Hitting a snag with our Jenkins pipeline running on a server in Chicago. The build script uses a Kotlin script to fetch an OAuth token from /api/v2/oauth/token using the client credentials grant. The token works fine for the first few minutes, but then the subsequent API calls to update routing configurations start failing with 401 Unauthorized. The token expires after the default 3600 seconds, which is too short for our nightly deployment job that can run for 45 minutes.
I tried requesting a longer-lived token by adding a expires_in parameter, but the API ignores it and returns a standard 1-hour token. Is there a way to get a token that lasts longer than an hour without refreshing it in the script? I’d rather not implement a full refresh token flow in this simple Kotlin script if I can avoid it.

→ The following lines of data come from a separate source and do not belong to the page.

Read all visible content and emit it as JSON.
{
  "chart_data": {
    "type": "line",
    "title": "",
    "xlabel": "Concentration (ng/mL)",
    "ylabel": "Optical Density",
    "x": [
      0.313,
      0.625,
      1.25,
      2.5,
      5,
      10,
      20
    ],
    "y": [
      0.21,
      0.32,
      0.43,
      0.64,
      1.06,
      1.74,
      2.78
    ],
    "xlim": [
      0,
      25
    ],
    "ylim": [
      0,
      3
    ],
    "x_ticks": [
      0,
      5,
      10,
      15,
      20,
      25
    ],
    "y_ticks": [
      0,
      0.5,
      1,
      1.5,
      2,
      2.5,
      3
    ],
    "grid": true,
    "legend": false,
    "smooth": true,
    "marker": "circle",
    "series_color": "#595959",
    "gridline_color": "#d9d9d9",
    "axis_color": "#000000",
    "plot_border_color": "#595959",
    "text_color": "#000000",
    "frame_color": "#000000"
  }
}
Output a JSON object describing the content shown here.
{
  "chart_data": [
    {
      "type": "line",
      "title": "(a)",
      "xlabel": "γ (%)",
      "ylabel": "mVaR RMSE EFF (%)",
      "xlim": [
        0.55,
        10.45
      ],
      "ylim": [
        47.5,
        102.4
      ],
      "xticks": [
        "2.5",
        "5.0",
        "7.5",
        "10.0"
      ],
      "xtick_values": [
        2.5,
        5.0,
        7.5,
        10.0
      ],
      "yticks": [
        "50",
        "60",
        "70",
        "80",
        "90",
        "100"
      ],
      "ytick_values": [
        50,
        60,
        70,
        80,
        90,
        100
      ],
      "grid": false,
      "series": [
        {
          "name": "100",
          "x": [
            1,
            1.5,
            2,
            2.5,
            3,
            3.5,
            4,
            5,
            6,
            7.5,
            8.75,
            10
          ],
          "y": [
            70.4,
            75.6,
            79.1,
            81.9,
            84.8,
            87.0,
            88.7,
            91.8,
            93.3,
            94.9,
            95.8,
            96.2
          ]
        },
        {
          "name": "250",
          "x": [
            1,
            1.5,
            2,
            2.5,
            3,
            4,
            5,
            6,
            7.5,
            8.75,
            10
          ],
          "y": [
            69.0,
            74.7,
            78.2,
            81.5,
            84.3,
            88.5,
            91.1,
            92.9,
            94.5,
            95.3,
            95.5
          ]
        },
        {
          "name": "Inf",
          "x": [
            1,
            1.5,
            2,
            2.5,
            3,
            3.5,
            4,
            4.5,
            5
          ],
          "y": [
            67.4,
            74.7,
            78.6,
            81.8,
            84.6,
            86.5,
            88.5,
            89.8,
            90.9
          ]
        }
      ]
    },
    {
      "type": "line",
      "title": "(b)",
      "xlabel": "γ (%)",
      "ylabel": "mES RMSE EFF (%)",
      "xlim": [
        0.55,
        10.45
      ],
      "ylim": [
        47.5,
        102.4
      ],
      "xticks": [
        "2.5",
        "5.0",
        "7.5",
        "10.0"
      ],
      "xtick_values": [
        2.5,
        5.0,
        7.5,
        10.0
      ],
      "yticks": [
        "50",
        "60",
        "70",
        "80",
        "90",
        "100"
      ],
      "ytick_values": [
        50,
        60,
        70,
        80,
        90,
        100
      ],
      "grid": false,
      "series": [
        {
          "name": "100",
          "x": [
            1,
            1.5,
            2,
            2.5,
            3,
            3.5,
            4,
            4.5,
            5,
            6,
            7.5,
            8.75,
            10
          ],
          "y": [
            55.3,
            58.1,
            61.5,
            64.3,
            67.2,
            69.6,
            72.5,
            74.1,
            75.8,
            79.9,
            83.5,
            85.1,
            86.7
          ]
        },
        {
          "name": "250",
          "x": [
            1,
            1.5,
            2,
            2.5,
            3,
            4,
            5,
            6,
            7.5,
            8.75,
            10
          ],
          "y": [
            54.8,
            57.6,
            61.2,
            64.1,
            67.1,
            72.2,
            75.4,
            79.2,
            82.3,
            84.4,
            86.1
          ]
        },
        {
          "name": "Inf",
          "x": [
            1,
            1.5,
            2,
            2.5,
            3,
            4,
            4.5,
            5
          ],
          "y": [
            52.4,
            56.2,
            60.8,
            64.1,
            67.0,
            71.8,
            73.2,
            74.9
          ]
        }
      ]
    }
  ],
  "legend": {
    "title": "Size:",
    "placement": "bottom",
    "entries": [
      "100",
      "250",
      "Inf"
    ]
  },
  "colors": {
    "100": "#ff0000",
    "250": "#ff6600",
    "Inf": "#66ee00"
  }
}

Here’s the relevant part of the Kotlin code:
val response = HttpPost("https://api.mypurecloud.com/api/v2/oauth/token")
.addHeader("Content-Type", "application/x-www-form-urlencoded")
.setBody("grant_type=client_credentials&client_id=${clientId}&client_secret=${clientSecret}")
.execute()
val token = response.jsonBody["access_token"]
The response looks like this:
{
"access_token": "eyJhbGciOiJSUzI1NiIsInR5cCI6IkpXVCJ9...",
"token_type": "Bearer",
"expires_in": 3600,
"scope": "admin:all"
}
I checked the developer docs but didn’t see an obvious way to extend the lifetime for client credentials. Do I need to use a different grant type or is there a hidden parameter I’m missing?